Dizem que não há muitos temas para a literatura. A Morte e a
Guerra, seguramente. A Solidão, se quisermos acertar em 99% da crítica.
Pouco mais.
Enfim, depois temos «A Cidade e as Serras»...
Irreverentemente luminoso mas publicado no início do século passado, após a
morte do autor.
«O Deserto dos Tártaros» tem o condão de colocar a Morte, a
Guerra e a Solidão em pé de igualdade e no interior do labirinto do tempo,
condensando a humanidade num átomo apenas:
“O que fizemos com o tempo que nos foi já concedido, o que
faremos com o restante, sabendo que o que ficou para trás vai sempre aumentando
e o que virá será sempre mais curto?”
E tendo a certeza de que a linha do tempo não é rectilínea,
nem sequer curva, é mesmo labiríntica.
O jovem tenente Giovanni Drogo sai de casa da família quando
é colocado, numa manhã de Setembro, na Fortaleza Bastiani. Decrépita
fortificação castrense esquecida entre a vida influente da cidade e o deserto
dos tártaros. Será apenas mais um dia da sua juventude a ser vivido.

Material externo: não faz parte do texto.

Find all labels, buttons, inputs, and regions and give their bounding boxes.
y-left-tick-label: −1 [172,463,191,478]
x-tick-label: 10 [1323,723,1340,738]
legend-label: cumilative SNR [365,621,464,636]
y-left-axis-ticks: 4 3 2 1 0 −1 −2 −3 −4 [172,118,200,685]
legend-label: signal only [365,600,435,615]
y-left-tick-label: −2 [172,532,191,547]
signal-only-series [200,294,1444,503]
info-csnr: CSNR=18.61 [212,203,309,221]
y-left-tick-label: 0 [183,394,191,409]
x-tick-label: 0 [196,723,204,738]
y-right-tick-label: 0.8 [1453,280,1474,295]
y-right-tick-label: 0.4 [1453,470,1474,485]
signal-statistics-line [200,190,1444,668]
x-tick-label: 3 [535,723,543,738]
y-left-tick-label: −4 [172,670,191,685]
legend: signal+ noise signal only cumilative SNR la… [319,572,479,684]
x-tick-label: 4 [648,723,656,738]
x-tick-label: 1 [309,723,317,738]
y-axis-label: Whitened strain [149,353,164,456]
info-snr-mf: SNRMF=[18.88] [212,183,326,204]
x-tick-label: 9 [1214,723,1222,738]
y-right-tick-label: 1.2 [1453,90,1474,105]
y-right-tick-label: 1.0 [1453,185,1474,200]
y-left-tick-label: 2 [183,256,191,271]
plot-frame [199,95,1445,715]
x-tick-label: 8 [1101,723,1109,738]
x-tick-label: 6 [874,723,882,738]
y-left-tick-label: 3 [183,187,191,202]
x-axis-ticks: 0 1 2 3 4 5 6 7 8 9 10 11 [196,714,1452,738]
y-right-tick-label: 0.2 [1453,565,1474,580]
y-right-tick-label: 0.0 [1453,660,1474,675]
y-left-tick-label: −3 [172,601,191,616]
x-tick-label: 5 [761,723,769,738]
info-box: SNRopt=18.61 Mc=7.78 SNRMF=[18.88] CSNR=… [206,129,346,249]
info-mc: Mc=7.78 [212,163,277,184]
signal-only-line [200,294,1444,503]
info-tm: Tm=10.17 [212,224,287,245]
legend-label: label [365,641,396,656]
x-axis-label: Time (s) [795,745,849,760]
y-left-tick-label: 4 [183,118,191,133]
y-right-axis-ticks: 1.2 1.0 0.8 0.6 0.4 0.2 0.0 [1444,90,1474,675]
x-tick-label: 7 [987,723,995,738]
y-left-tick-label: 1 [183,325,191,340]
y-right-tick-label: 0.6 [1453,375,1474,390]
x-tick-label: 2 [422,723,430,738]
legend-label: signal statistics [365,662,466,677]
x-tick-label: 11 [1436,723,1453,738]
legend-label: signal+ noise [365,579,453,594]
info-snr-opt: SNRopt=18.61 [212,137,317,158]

Mas a Fortaleza Bastiani é um labirinto estranho, digamos «Escheriano»,
onde o velho passado vive apaixonado pelo futuro, mas onde muito pouco acontece.
Apenas as circunstâncias condicionantes e as escolhas duvidosas podem indicar a
saída e a alteração de um «destino».
Este é um livro sobre a capacidade de decidir
face ao correr do tempo, de segurar o que não é tangível, de conquistar o
imprescindível, de nos aproximarmos da metafísica.
«O Deserto dos Tártaros» é, acima de tudo, um livro sobre a Liberdade. Sobre essa faculdade, quantas vezes existencial, de que Mário de
Carvalho nos fala num dos mais assombrosos contos da literatura universal. «A Liberdade
de Pátio».
Nota: num livro desta dimensão temporal, geográfica e
arquitectónica, a revisão deveria ter sido mais aturada e a tradução mais
ponderada.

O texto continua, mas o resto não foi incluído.